Early SMP startup
This is an excerpt of an email exchange with the subject "locking..." on the coreboot mailing list. Not all the info below is guaranteed to be correct, but it serves as a great source of distilled knowledge.
After CAR the APs should be stopped until CPU init time, which is relatively short.
v2 has / used to have working locking code since it was first ported to opteron. It may be that it broke while adding 5 more printks but it is there somewhere.
Making the BSP poll for the APs (which is what we would do if we need to check the APs shared memory) basically renders the BSP unusable to do stuff while waiting for the APs.
With simple locking, everything can run in parallel, and only serial output needs to get synced. Which is what we actually want.
There's no real problem, we've just been doing too much cut and paste in the past without testing the new code. This made us end up with different versions of printk, some with locking, some without.
And, no, porting the code from v3 over is not an option at this point. It does too much different stuff. Let's rather start dropping unneeded implementations in v2 until things look sane again and then we can decide what implementation we want.
So each AP has some part of RAM to copy the buffer to?
The way SMP works, the BSP sets up its ram. At that point, the APs can use the BSP ram. That's why APs have a stack in the first place.
APs have a working stack when they are setting up their own RAM.
The way this works on amd64 is that the AP comes up, goes to cache as ram, finds it is an AP and goes to sleep again. Then it wakes up again in stage2 when the BSP sends an IPI. At this point (at least remote) RAM is available. They never set up their own ram (in terms of Jedec init, or setting up a ram controller), but only have to clear it, in case of ECC memory.
- the pre-ram locking can't be done with a stack, because the cache between CPUs is not always necessarily in the same state.
well, that may be true on intel stuff. The AMD startup (at least as I understand it) depends on the BSP memory being functional enough to provide the APs with a stack.
- the post-ram code does not need it, works quite nicely already.
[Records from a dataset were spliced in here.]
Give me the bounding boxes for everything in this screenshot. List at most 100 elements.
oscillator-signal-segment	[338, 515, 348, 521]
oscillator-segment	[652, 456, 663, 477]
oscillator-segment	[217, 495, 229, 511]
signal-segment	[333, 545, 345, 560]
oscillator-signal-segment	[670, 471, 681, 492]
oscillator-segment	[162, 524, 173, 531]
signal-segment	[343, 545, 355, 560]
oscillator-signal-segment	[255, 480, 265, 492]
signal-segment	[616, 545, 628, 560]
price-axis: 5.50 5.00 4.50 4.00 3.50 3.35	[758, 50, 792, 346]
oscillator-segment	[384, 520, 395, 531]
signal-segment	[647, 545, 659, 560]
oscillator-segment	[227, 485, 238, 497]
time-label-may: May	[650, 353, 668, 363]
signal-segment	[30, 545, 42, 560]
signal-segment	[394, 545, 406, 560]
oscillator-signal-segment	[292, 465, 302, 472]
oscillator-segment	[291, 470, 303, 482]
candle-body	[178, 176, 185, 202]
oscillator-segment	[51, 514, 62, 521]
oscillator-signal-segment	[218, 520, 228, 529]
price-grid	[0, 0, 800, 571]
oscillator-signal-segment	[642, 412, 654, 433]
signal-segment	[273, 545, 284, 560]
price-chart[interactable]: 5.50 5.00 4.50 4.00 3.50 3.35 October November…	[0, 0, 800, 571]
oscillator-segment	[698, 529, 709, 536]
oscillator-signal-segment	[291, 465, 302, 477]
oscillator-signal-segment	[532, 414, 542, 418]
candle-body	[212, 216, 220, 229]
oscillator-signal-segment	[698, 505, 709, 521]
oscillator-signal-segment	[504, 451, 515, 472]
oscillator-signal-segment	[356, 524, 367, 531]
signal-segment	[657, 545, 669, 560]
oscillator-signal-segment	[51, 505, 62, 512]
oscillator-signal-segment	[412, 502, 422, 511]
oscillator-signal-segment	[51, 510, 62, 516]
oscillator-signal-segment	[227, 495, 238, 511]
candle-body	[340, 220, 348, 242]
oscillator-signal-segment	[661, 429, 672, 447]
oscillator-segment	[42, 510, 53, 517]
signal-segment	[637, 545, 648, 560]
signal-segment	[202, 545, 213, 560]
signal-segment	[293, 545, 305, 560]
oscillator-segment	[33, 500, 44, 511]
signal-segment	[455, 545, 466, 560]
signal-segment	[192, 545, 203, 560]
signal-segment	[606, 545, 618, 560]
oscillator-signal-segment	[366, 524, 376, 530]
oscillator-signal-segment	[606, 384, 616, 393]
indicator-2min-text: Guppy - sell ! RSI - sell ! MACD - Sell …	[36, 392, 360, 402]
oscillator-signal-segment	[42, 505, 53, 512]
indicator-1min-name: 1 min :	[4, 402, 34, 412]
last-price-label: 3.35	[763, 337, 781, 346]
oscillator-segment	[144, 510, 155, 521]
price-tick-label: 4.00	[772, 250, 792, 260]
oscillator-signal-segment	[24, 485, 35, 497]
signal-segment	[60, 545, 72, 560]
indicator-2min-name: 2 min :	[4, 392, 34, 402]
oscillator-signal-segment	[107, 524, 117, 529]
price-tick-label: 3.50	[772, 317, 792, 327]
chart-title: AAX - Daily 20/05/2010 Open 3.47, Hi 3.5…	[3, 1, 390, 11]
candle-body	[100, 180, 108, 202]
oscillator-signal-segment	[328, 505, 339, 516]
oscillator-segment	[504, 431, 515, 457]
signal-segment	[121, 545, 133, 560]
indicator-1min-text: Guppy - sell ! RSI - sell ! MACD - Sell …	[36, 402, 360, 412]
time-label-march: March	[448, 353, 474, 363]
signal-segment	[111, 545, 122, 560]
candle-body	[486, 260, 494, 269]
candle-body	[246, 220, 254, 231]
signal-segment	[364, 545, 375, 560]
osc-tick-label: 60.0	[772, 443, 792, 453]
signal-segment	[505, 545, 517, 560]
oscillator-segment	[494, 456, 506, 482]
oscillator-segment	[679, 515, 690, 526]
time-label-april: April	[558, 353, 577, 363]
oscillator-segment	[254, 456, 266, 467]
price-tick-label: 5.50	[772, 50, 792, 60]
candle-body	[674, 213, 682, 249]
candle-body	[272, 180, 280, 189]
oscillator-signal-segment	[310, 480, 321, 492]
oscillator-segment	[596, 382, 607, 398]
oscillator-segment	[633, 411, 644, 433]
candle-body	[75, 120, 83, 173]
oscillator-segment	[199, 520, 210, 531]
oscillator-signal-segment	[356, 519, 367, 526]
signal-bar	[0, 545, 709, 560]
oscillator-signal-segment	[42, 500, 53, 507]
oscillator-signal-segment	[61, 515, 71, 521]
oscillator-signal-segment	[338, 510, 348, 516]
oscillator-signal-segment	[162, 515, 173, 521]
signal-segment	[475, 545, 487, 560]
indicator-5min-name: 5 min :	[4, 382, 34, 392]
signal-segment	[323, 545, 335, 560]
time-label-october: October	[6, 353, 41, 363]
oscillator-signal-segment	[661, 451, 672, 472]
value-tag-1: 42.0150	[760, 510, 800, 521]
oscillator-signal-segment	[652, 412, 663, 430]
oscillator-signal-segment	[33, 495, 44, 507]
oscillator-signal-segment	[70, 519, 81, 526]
actually, this is only partially true. It is still possible for a malfunctioning AP to lock the BSP out. It's just not something we've seen much of.
The point (of the v3 early init code and stack structure) was to stay as much the same, but also allow the BSP to better monitor (and control) what was going on. I would still claim the structure of the code is a big improvement. The v2 SMP startup is not an easy read.
I was wondering how you make the APs not conflict in the part of RAM they copy their buffers to. I was also wondering how it would affect interleaving, etc. That kind of thing seems difficult to debug, and is the reason I'd want to see the APs messages.
You give each AP a seperate stack. All that code is in there already.
The struct-based stack is a direct copy of the v2 startup. Rather than using lots of fiddly offsets onto a memory area, it provides a struct which contains variables and a stack. The variables are shared between the AP and the BSP. It is a more C-like way to do it. Once I did it I realized that the on-stack variables could be used as a communications path from the AP to the BSP, most important one being a POST variable that could be set by the AP and monitored by the BSP. This is a bit better than what we have in v2, where we get one bit back from the AP which tells us "done" or "not done". No real progress indication is available. At some point, the BSP times out the AP, but there is no error code. Plus, the way in which the shared variable is set up in v2 is not very straightforward.
Many systems only have one memory controller. But on all coreboot systems, even those with multiple memory controllers, the controllers are all set up by the BSP. Parallelizing here makes only very little sense. The reason we're parallelizing is you have to clear memory if you have ECC on some (older?) systems where the memory controller is incapable of doing that automatically. So when we have to clear 32G at a rate of 3 or 6GB/s we want to put that load on several CPUs, so it's 1-2s instead of 5-10. But the ram is all there at this point, and can be transparently accessed by all CPUs.
Other than that, we could unify those versions (of printk) by just defining an empty (for now) version of the spinlock functions in raminit stage. Then think about where we can place our locking for those platforms that need it this early...?
It's more than spinlock. You must also fix the use of the console_drivers struct. There are several things you need to get right to make this work.
If you want locking in do_printk, it will have to work in CAR.